Was ist ein Feststoffakku und wie unterscheidet er sich von heutigen Batterien?
Ein Feststoffakku, englisch „Solid-State Battery“ (SSB), ist physikalisch gesehen in den meisten Fällen ebenfalls eine Lithium-Ionen- bzw. Lithium-Metall-Batterie. Auch hier wandern Lithium-Ionen zwischen Anode und Kathode. Der entscheidende Unterschied zu herkömmlichen Lithium-Ionen-Akkus mit flüssigem Elektrolyten liegt ausschließlich im Aggregatzustand des Elektrolyten: Statt einer flüssigen, brennbaren Lösung kommt ein festes Material zum Einsatz, das die Ionenleitung übernimmt.
Genau diese Flüssigkeit ist bei konventionellen Lithium-Ionen-Akkus die Hauptursache für Brandrisiken, Kapazitätsverluste bei extremen Temperaturen und physikalische Grenzen bei der Energiedichte. Der Festelektrolyt soll diese Schwächen grundlegend überwinden.

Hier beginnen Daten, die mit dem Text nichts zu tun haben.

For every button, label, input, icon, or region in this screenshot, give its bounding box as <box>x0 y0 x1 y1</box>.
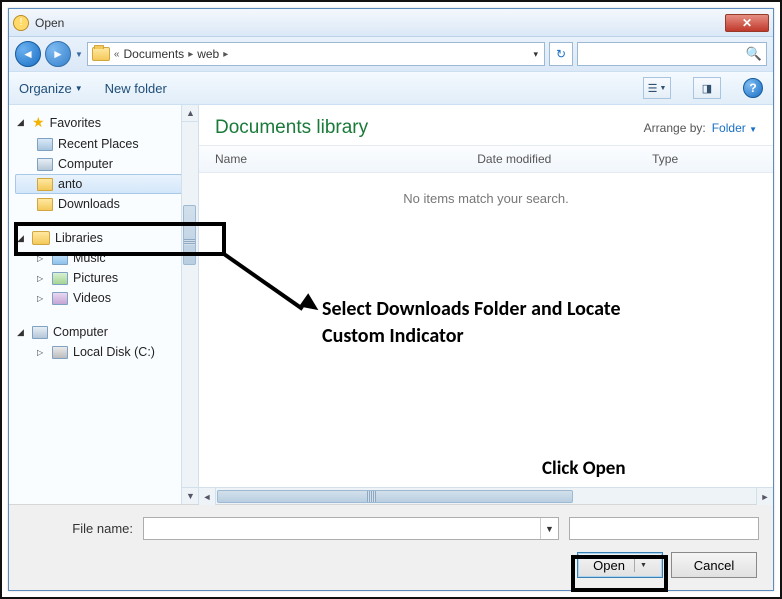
breadcrumb-dropdown[interactable]: ▾ <box>533 49 540 60</box>
titlebar: ! Open ✕ <box>9 9 773 37</box>
breadcrumb[interactable]: « Documents ▸ web ▸ ▾ <box>87 42 545 66</box>
navbar: ◄ ► ▼ « Documents ▸ web ▸ ▾ ↻ 🔍 <box>9 37 773 71</box>
close-button[interactable]: ✕ <box>725 14 769 32</box>
arrange-label: Arrange by: <box>644 121 706 135</box>
sidebar-libraries[interactable]: ◢ Libraries <box>15 228 182 248</box>
sidebar-item-music[interactable]: ▷ Music <box>15 248 182 268</box>
folder-icon <box>92 47 110 61</box>
organize-menu[interactable]: Organize ▼ <box>19 81 83 96</box>
filename-label: File name: <box>23 521 133 536</box>
scroll-thumb[interactable] <box>217 490 573 503</box>
sidebar-computer-group[interactable]: ◢ Computer <box>15 322 182 342</box>
sidebar-label: Favorites <box>50 116 101 130</box>
scroll-down-icon[interactable]: ▼ <box>182 487 199 504</box>
footer: File name: ▼ Open ▼ Cancel <box>9 504 773 590</box>
open-button[interactable]: Open ▼ <box>577 552 663 578</box>
sidebar-label: Computer <box>53 325 108 339</box>
sidebar-favorites[interactable]: ◢ ★ Favorites <box>15 111 182 134</box>
computer-icon <box>37 158 53 171</box>
sidebar-label: Libraries <box>55 231 103 245</box>
sidebar-item-downloads[interactable]: Downloads <box>15 194 182 214</box>
col-date[interactable]: Date modified <box>477 152 652 166</box>
forward-button[interactable]: ► <box>45 41 71 67</box>
back-button[interactable]: ◄ <box>15 41 41 67</box>
library-title: Documents library <box>215 117 368 139</box>
search-input[interactable]: 🔍 <box>577 42 767 66</box>
sidebar-scrollbar[interactable]: ▲ ▼ <box>181 105 198 504</box>
annotation-text-1: Select Downloads Folder and Locate Custo… <box>322 296 682 350</box>
recent-icon <box>37 138 53 151</box>
preview-pane-button[interactable]: ◨ <box>693 77 721 99</box>
sidebar-label: Music <box>73 251 106 265</box>
scroll-right-icon[interactable]: ► <box>756 488 773 505</box>
music-icon <box>52 252 68 265</box>
sidebar-item-localdisk[interactable]: ▷ Local Disk (C:) <box>15 342 182 362</box>
chevron-icon: ▸ <box>223 49 228 60</box>
folder-icon <box>37 178 53 191</box>
star-icon: ★ <box>32 114 45 131</box>
breadcrumb-seg-web[interactable]: web <box>197 47 219 61</box>
filename-combobox[interactable]: ▼ <box>143 517 559 540</box>
col-name[interactable]: Name <box>215 152 477 166</box>
sidebar: ◢ ★ Favorites Recent Places Computer <box>9 105 199 504</box>
annotation-text-2: Click Open <box>542 456 626 482</box>
sidebar-label: Pictures <box>73 271 118 285</box>
col-type[interactable]: Type <box>652 152 757 166</box>
sidebar-label: Videos <box>73 291 111 305</box>
scroll-thumb[interactable] <box>183 205 196 265</box>
disk-icon <box>52 346 68 359</box>
caret-icon: ◢ <box>17 233 27 244</box>
column-headers: Name Date modified Type <box>199 145 773 173</box>
view-mode-button[interactable]: ☰ ▼ <box>643 77 671 99</box>
organize-label: Organize <box>19 81 72 96</box>
chevron-icon: ▸ <box>188 49 193 60</box>
chevron-icon: « <box>114 49 120 60</box>
pictures-icon <box>52 272 68 285</box>
scroll-up-icon[interactable]: ▲ <box>182 105 199 122</box>
sidebar-label: Downloads <box>58 197 120 211</box>
cancel-button[interactable]: Cancel <box>671 552 757 578</box>
chevron-down-icon: ▼ <box>640 562 647 569</box>
library-icon <box>32 231 50 245</box>
sidebar-label: Local Disk (C:) <box>73 345 155 359</box>
breadcrumb-seg-documents[interactable]: Documents <box>123 47 184 61</box>
filetype-filter[interactable] <box>569 517 759 540</box>
horizontal-scrollbar[interactable]: ◄ ► <box>199 487 773 504</box>
refresh-button[interactable]: ↻ <box>549 42 573 66</box>
search-icon: 🔍 <box>746 46 762 62</box>
sidebar-label: Computer <box>58 157 113 171</box>
app-icon: ! <box>13 15 29 31</box>
toolbar: Organize ▼ New folder ☰ ▼ ◨ ? <box>9 71 773 105</box>
folder-icon <box>37 198 53 211</box>
history-dropdown[interactable]: ▼ <box>75 50 83 59</box>
window-title: Open <box>35 16 725 30</box>
caret-icon: ▷ <box>37 274 47 283</box>
chevron-down-icon[interactable]: ▼ <box>540 518 558 539</box>
caret-icon: ▷ <box>37 294 47 303</box>
arrange-dropdown[interactable]: Folder ▼ <box>712 121 757 135</box>
caret-icon: ▷ <box>37 254 47 263</box>
caret-icon: ◢ <box>17 117 27 128</box>
help-button[interactable]: ? <box>743 78 763 98</box>
empty-message: No items match your search. <box>199 173 773 224</box>
sidebar-item-videos[interactable]: ▷ Videos <box>15 288 182 308</box>
sidebar-item-computer[interactable]: Computer <box>15 154 182 174</box>
sidebar-label: Recent Places <box>58 137 139 151</box>
videos-icon <box>52 292 68 305</box>
caret-icon: ◢ <box>17 327 27 338</box>
sidebar-label: anto <box>58 177 82 191</box>
filename-input[interactable] <box>144 518 540 539</box>
sidebar-item-pictures[interactable]: ▷ Pictures <box>15 268 182 288</box>
computer-icon <box>32 326 48 339</box>
chevron-down-icon: ▼ <box>749 125 757 134</box>
new-folder-button[interactable]: New folder <box>105 81 167 96</box>
scroll-left-icon[interactable]: ◄ <box>199 488 216 505</box>
caret-icon: ▷ <box>37 348 47 357</box>
sidebar-item-recent[interactable]: Recent Places <box>15 134 182 154</box>
chevron-down-icon: ▼ <box>75 84 83 93</box>
sidebar-item-anto[interactable]: anto <box>15 174 182 194</box>
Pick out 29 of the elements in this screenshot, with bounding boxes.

Je nach Materialansatz unterscheidet man zwischen drei Hauptvarianten:
- Oxidische Elektrolyte (z. B. Keramik): temperaturstabil, mechanisch robust, aber fertigungstechnisch anspruchsvoll
- Sulfidische Elektrolyte: hohe Ionenleitfähigkeit, besonders von Toyota verfolgt; bei Beschädigung oder extremer Überhitzung kann jedoch Schwefelwasserstoff (H₂S) freigesetzt werden
- Polymer-Elektrolyte: flexibler und günstiger in der Verarbeitung, aber bei hohen Temperaturen weiterhin brennbar und bei Raumtemperatur in der Ionenleitfähigkeit eingeschränkt
Hinzu kommt eine Zwischenstufe, die aktuell bereits erste kommerzielle Anwendungen findet: die sogenannte Semi-Solid-State-Batterie. Dabei handelt es sich um eine Hybridlösung, bei der der Elektrolyt noch einen geringen Flüssiganteil von etwa fünf bis zehn Prozent enthält, aber bereits deutlich verbesserte Eigenschaften gegenüber klassischen Lithium-Ionen-Akkus mit flüssigem Elektrolyten bietet.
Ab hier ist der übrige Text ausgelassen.